Shaky scholarship
This is Shakespeare
By Emma Smith Pelican £20
‘Lots of what we trot out about Shakespeare and iambic pentameter and the divine right of kings and “Merrie England” and his enormous vocabulary blah blah blah are just not true, and just not important.’
So writes Emma Smith, Professor of Shakespeare Studies and Fellow of Hertford College, Oxford, in the introduction to this new, audiencefriendly introduction to Shakespearean drama.
It is an arresting statement, with its breezy modern grammar, but one feels immediately bound to ask who is trotting out such topics and where.
In the case of the pentameter, it is Emma Smith herself in the book under review. Twice she points out an initial trochee, or reversed first foot, an observation that Stephen Potter had already marked down as a useful piece of ‘gamesmanship’ – pretending to superior knowledge – in 1950.
As for Shakespeare and ‘Merrie England’, I expect one would be hardpressed to find this collocation in use outside the rackety commercial world of coach tours and tea rooms.
The problems with this sentence – selling her subject short when she in fact has nothing else to sell – are the problems with the book as a whole.
In spite of presenting herself as the new broom, much of what Smith sweeps into her 20 largely academic essays on individual plays is necessarily old. Glossy contemporary references apart, her chief authorities include A C Bradley, E M W Tillyard, G Wilson Knight, Jan Kott, Northrop Frye and Bergson on laughter – all texts that A-level students were earnestly underlining 40 years ago.
Then what is new? Smith makes much of what she calls Shakespeare’s ‘gappiness’. ‘Gappiness is Shakespeare’s dominant and defining characteristic.’ What is ‘gappiness’? ‘Shakespeare’s plays are woven of what’s said and what’s unsaid with holes in between… That means that the clues to personality that we might expect from a novel, or from a film, are not there… No authorial or narrative voice tells us more than the speeches of the characters themselves.’
Unfortunately, by this definition, ‘gappiness’ is simply a property of drama and does not distinguish Shakespeare from any other dramatist before or since. And it gets worse: ‘gappiness’, so defined, is necessarily also a property of prose fiction, indeed of any writing, as we can never know any more than we are told by the authorial or narrative voice.

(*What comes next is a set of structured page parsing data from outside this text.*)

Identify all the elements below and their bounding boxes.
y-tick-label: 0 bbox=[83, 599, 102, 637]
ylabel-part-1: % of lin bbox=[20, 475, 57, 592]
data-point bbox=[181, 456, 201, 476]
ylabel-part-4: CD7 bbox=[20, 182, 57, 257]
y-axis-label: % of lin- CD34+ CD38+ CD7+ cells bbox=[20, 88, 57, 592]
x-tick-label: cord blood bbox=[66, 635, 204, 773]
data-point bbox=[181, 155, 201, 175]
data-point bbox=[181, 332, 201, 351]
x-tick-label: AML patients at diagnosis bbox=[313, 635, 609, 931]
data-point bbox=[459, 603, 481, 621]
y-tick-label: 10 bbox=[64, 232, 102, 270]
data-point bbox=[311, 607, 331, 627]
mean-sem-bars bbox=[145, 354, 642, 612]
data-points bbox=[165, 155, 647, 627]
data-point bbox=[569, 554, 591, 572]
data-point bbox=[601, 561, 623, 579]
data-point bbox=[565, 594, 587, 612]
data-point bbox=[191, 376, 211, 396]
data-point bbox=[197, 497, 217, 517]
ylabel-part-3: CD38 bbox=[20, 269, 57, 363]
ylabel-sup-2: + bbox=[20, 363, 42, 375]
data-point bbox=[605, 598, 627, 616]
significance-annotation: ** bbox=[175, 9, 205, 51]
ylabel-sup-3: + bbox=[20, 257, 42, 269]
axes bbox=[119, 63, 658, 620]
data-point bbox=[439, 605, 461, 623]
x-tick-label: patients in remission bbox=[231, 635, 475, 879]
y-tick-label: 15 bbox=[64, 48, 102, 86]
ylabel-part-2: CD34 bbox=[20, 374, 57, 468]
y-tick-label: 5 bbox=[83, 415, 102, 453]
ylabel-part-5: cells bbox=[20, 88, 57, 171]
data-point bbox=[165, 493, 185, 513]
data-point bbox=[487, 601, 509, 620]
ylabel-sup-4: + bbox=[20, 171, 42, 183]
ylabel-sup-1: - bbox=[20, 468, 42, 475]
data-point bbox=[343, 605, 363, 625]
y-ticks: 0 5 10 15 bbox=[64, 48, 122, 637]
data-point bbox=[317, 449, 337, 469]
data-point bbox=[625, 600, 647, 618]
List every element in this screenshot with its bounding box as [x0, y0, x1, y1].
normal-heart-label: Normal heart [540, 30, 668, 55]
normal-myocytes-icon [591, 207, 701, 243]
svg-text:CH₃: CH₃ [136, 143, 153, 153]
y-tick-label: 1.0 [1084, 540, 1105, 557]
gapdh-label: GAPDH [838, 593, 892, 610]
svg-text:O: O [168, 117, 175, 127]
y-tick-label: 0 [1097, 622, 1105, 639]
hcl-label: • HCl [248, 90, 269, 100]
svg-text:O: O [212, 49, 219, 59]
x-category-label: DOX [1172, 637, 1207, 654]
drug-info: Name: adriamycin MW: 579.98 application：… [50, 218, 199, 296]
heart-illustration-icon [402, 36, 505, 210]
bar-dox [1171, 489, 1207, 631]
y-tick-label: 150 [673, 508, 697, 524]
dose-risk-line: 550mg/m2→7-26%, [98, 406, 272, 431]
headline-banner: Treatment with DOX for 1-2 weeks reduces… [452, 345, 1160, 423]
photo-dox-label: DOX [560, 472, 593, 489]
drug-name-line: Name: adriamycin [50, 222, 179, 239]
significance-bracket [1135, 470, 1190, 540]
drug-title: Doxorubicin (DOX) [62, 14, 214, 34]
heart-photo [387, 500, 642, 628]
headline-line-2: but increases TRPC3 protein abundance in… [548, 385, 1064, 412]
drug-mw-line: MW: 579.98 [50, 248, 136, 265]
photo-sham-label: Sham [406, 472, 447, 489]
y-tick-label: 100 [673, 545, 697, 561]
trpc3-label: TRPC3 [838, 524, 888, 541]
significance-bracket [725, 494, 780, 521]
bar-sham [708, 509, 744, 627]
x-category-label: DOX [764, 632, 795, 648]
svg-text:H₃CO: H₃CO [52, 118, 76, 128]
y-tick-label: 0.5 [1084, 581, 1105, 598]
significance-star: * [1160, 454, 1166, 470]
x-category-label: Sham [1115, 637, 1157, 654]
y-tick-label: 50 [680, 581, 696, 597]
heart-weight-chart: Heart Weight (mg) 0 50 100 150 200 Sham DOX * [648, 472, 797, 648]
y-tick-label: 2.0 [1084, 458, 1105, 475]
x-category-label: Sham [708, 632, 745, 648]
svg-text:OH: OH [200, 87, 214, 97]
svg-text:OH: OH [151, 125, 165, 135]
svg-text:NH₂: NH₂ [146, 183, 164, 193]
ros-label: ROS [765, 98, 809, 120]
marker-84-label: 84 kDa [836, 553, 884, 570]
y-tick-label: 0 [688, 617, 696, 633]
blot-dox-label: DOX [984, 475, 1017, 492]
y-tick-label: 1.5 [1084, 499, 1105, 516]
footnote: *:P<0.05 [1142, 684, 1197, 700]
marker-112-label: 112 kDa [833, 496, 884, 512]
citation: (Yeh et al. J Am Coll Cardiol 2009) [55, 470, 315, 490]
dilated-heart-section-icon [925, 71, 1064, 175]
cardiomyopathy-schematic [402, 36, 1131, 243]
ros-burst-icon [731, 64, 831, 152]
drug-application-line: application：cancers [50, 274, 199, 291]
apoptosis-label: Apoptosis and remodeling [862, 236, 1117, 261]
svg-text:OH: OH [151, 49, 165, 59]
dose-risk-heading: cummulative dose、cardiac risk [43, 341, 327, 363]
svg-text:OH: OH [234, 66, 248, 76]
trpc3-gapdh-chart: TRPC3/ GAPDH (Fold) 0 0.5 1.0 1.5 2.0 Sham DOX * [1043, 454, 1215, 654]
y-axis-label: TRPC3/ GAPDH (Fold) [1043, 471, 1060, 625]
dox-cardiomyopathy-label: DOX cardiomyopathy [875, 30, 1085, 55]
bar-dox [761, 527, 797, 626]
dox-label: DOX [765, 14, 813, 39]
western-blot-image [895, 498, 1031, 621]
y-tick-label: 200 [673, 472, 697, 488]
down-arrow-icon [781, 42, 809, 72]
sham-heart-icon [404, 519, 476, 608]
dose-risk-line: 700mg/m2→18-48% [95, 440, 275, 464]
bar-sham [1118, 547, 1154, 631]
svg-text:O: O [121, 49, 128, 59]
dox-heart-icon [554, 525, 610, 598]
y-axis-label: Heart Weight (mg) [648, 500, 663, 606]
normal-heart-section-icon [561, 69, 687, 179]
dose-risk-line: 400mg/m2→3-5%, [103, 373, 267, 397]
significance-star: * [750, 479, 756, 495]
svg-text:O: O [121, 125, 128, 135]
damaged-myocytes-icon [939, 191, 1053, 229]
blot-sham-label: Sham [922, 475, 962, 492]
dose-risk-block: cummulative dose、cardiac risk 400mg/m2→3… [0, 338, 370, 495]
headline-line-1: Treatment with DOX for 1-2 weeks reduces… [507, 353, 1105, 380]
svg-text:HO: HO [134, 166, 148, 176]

If Henry James writes, ‘Milly entered the room’, we have no idea what she looked like, or what she was feeling, or whether she was singing and dancing when she did so, unless he happens to tell us, which he may not. ‘Gappiness’ does not distinguish Shakespeare from any other writer, including Emma Smith or even yours truly.
Another example of overreaching: commenting on Othello’s final speech, in which he compares himself to ‘the base Indian’ who ‘threw a pearl away/ Richer than all his tribe’, Smith writes, ‘His dead wife is not mentioned except in the passing metaphor of a discarded pearl, a conventional image for femininity, associating it with purity and exchange value, rather than individuality.’

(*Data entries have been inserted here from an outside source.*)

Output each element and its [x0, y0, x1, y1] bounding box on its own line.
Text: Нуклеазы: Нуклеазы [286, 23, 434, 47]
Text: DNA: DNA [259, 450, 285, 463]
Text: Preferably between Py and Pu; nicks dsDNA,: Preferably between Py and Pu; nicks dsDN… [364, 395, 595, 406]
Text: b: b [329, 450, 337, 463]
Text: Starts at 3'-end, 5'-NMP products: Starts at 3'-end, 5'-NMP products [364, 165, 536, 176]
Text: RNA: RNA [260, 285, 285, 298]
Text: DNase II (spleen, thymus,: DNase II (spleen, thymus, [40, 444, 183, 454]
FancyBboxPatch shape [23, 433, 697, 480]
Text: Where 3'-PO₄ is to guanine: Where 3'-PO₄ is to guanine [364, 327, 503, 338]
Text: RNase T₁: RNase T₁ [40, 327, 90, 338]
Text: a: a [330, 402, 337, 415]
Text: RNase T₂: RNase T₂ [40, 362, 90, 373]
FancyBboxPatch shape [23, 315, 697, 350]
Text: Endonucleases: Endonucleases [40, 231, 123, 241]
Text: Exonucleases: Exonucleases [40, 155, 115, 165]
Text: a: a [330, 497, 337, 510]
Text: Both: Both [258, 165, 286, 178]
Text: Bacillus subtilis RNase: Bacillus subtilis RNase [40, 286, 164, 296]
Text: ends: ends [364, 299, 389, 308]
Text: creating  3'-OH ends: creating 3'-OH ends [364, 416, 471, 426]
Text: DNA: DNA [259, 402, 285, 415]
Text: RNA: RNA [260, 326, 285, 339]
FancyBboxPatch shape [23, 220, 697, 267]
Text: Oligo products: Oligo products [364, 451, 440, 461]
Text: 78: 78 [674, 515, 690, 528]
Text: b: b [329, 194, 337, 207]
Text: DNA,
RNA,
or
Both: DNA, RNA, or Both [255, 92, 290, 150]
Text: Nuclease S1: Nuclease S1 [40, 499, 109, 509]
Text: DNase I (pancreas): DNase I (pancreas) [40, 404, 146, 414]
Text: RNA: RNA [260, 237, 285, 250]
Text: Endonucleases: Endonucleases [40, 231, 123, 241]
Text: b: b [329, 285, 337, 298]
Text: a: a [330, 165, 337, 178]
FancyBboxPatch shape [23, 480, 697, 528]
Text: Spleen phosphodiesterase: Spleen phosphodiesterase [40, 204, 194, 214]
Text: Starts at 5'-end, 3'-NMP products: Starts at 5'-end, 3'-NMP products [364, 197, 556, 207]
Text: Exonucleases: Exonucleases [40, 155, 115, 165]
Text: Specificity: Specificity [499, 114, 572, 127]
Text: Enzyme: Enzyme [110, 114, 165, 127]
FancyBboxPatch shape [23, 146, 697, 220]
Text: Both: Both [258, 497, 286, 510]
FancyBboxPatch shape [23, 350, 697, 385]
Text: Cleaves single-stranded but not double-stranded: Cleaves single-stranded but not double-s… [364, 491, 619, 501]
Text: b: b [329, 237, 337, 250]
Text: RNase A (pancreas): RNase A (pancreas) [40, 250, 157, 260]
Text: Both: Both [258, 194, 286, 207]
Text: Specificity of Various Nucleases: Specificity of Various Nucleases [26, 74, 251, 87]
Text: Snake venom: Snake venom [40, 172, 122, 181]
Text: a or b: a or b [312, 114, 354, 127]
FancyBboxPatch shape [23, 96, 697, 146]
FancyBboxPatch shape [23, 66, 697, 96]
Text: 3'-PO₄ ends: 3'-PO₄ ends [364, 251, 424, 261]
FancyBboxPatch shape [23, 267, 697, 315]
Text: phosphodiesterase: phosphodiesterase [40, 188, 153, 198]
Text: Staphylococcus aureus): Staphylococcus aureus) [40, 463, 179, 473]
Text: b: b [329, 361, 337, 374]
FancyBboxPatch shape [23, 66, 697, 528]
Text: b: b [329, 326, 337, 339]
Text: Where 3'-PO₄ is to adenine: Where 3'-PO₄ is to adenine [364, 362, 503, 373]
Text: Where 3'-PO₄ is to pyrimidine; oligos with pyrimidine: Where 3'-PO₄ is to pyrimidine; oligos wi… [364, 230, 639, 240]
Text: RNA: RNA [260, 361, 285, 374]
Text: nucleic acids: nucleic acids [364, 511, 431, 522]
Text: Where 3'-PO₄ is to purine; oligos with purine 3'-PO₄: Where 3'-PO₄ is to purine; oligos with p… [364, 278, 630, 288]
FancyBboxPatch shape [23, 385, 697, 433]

Othello, not satisfied with having murdered his wife, is now adding insult to injury by likening her to commercial goods and traducing her individuality by lumping her in with women in general – ie, helpfully signalling his own misogyny.
The image of the pearl is more complicated than that. Although Othello has given it the characteristically exotic wrapping of the Indian and his tribe, it is first of all a scriptural metaphor. The ‘pearl of great price’ is an image of the Kingdom of Heaven that for
which the merchant sold all he had: the one thing necessary.

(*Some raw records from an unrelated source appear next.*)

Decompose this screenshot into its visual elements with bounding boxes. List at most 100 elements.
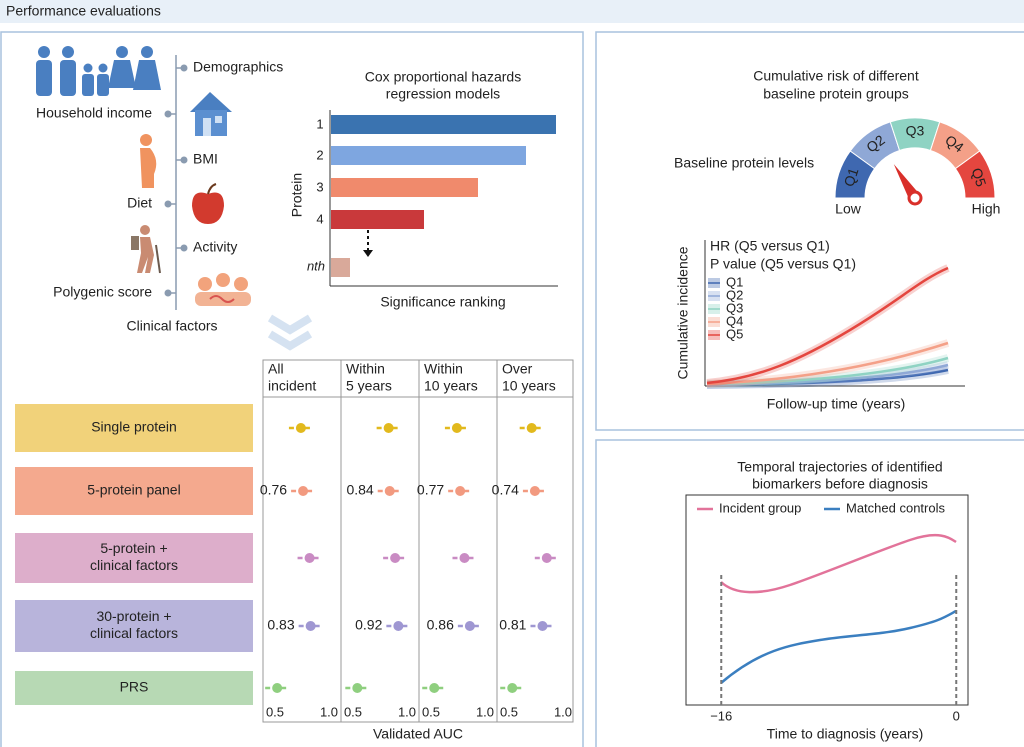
column-header: 10 years [424, 378, 478, 394]
row-box [15, 671, 253, 705]
activity-icon [131, 225, 161, 274]
legend-label: Q2 [726, 287, 743, 302]
factor-label: Demographics [193, 59, 283, 75]
risk-title: Cumulative risk of different [753, 68, 919, 84]
x-tick-label: 1.0 [476, 704, 494, 719]
value-label: 0.83 [267, 617, 294, 633]
risk-annotation: HR (Q5 versus Q1) [710, 238, 830, 254]
factor-label: Activity [193, 239, 237, 255]
risk-title: baseline protein groups [763, 86, 909, 102]
row-box [15, 600, 253, 652]
auc-dot [305, 621, 316, 631]
auc-dot [383, 423, 394, 433]
factor-group-label: Clinical factors [126, 318, 217, 334]
trajectory-curve [720, 609, 957, 684]
x-tick-label: 0.5 [266, 704, 284, 719]
x-tick-label: −16 [710, 708, 732, 723]
auc-dot [272, 683, 283, 693]
column-header: 5 years [346, 378, 392, 394]
gauge-hub [907, 190, 923, 206]
rank-label: 1 [316, 116, 323, 131]
trajectory-title: Temporal trajectories of identified [737, 459, 942, 475]
chevrons [267, 314, 313, 351]
factor-label: BMI [193, 151, 218, 167]
header-title: Performance evaluations [6, 3, 161, 19]
factor-label: Polygenic score [53, 284, 152, 300]
trajectory-frame [685, 494, 969, 706]
rank-bar [331, 258, 350, 277]
cox-title: regression models [386, 86, 500, 102]
incidence-curve [706, 266, 949, 385]
value-label: 0.74 [492, 482, 519, 498]
gauge-segment-label: Q3 [906, 123, 925, 139]
value-label: 0.84 [346, 482, 373, 498]
value-label: 0.86 [427, 617, 454, 633]
auc-dot [390, 553, 401, 563]
column-header: incident [268, 378, 316, 394]
value-label: 0.77 [417, 482, 444, 498]
risk-annotation: P value (Q5 versus Q1) [710, 256, 856, 272]
rank-label: 2 [316, 147, 323, 162]
value-label: 0.81 [499, 617, 526, 633]
cox-title: Cox proportional hazards [365, 69, 521, 85]
auc-dot [464, 621, 475, 631]
gauge-low: Low [835, 201, 862, 217]
trajectory-curve [720, 533, 957, 594]
row-label: Single protein [91, 419, 177, 435]
x-tick-label: 0.5 [500, 704, 518, 719]
arrow-head [363, 250, 373, 257]
people-icon [36, 46, 161, 96]
x-tick-label: 1.0 [398, 704, 416, 719]
header-band [0, 0, 1024, 23]
auc-dot [429, 683, 440, 693]
auc-dot [304, 553, 315, 563]
auc-dot [529, 486, 540, 496]
auc-dot [298, 486, 309, 496]
auc-dot [295, 423, 306, 433]
auc-dot [384, 486, 395, 496]
legend-label: Matched controls [846, 500, 945, 515]
row-box [15, 533, 253, 583]
gauge-segment-label: Q5 [969, 166, 990, 189]
column-header: Within [346, 361, 385, 377]
auc-dot [537, 621, 548, 631]
row-box [15, 404, 253, 452]
incidence-ylabel: Cumulative incidence [675, 246, 691, 379]
left-panel [0, 31, 584, 747]
auc-dot [352, 683, 363, 693]
column-header: Over [502, 361, 533, 377]
bmi-icon [140, 134, 157, 188]
rank-label: nth [307, 258, 325, 273]
column-header: 10 years [502, 378, 556, 394]
row-label: clinical factors [90, 557, 178, 573]
legend-label: Q5 [726, 326, 743, 341]
apple-icon [192, 183, 224, 224]
auc-dot [507, 683, 518, 693]
auc-dot [451, 423, 462, 433]
incidence-curve [706, 356, 949, 386]
auc-dot [526, 423, 537, 433]
auc-dot [393, 621, 404, 631]
trajectory-title: biomarkers before diagnosis [752, 476, 928, 492]
rank-label: 3 [316, 179, 323, 194]
auc-dot [541, 553, 552, 563]
legend-label: Q1 [726, 274, 743, 289]
dna-icon [195, 273, 251, 306]
auc-dot [459, 553, 470, 563]
cox-xlabel: Significance ranking [380, 294, 505, 310]
legend-label: Q3 [726, 300, 743, 315]
trajectory-plot: Incident group Matched controls −16 0 [697, 500, 960, 723]
right-bottom-panel [595, 439, 1024, 747]
value-label: 0.92 [355, 617, 382, 633]
x-tick-label: 0 [953, 708, 960, 723]
legend-label: Q4 [726, 313, 743, 328]
row-label: clinical factors [90, 625, 178, 641]
gauge-label: Baseline protein levels [674, 155, 814, 171]
factor-tree [169, 55, 183, 310]
gauge-segment-label: Q1 [841, 166, 862, 189]
x-tick-label: 0.5 [344, 704, 362, 719]
x-tick-label: 1.0 [320, 704, 338, 719]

Far from denying her individuality, or even paying tribute to it, he is likening his wife to the ultimate good, that for which there can be no restitution, like the grieving father in the medieval poem Pearl.
Now one may not think better of Othello for having said it, but it makes the psychology of his response a little more intriguing than Smith in her eagerness to pander to fashionable concerns has claimed.
There is no doubt that, as a scholar, Professor Smith knows a great deal about Shakespeare and the plays. Indeed it is noticeable that, whenever she treats of the mechanics of genre or the practicalities of the Elizabethan and Jacobean theatre, her writing assumes an easy authority.
However, in pursuit of the elusive grail of appealing to the uninitiated, too often she allows her critical language to become strained and coarse.